All Caribbean countries lack press freedom, one way or the other. Archaic secrecy legislation, a culture of secrecy and low levels of public awareness of what constitutes ethical political conduct exist in all Caricom states.

Caribbean journalists can only obtain a stronger voice in fighting for their right to press freedom by supporting national media organizations and the regional Association of Caribbean Media Workers and maintaining strong ties to international press bodies National and regional organisations could do more if members eliminate narrow petty thinking. Again, if the organization is weak, the battle is lost.

And we Caribbean journalists simply need to pull our socks up. Our reporters need access to clear, unequivocal documents that sets out standards and practices - not company rules but a Caribbean Code of Practice - one that speaks to our peculiar experience and culture while upholding the essential values of public service and ethical conduct. I wrote such a standards and practices manual for radio news and programme staff, which can be adopted elsewhere in the region.
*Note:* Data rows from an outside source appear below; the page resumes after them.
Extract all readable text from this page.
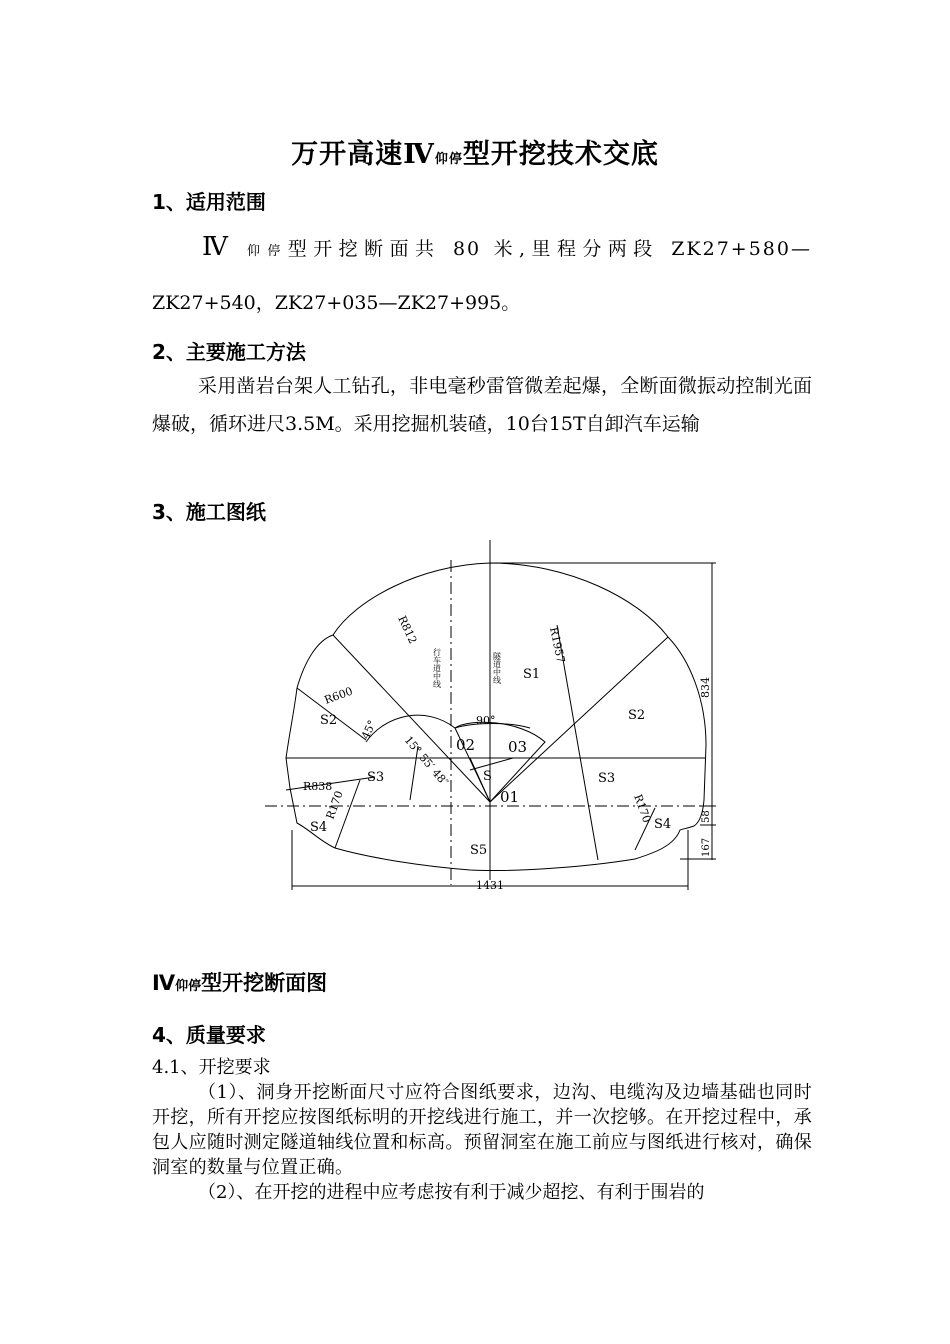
万开高速Ⅳ仰停型开挖技术交底
1、适用范围
Ⅳ 仰停型开挖断面共 80 米,里程分两段 ZK27+580—
ZK27+540，ZK27+035—ZK27+995。
2、主要施工方法
采用凿岩台架人工钻孔，非电毫秒雷管微差起爆，全断面微振动控制光面爆破，循环进尺3.5M。采用挖掘机装碴，10台15T自卸汽车运输
3、施工图纸
S1
S2	S2
S3	S3
S4	S4
S5
01
02 03
S
90°
R600
R838
R812	R1957
R170	R170
45°
15° 55′ 48″
834
58
167
1431
行车道中线	隧道中线
Ⅳ仰停型开挖断面图
4、质量要求
4.1、开挖要求
（1）、洞身开挖断面尺寸应符合图纸要求，边沟、电缆沟及边墙基础也同时开挖，所有开挖应按图纸标明的开挖线进行施工，并一次挖够。在开挖过程中，承包人应随时测定隧道轴线位置和标高。预留洞室在施工前应与图纸进行核对，确保洞室的数量与位置正确。
（2）、在开挖的进程中应考虑按有利于减少超挖、有利于围岩的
And after all this, you would expect me to say something about the future role of Caribbean governments, but that depends on the people and the extent to which the media improve their political education. Too much is said of Caribbean governments and too little is done, so the less said about Caribbean governments at this point the better.

Postscript: I have returned to Antigua on countless occasions - as an Antiguan resident. The voters of Antigua and Barbuda ended the 28-year rule of the Bird dynasty in the General Elections of 2004. The Caricom Skilled National Act, passed by the country's Parliament, is still not in force, pending the gazetting of the regulations and other bureaucratic paper-shuffling. Since then I became the first Barbadian - along with Julian Rogers - to be accredited as a Caricom skilled national and have used it successfully, and without hassle, in Trinidad & Tobago.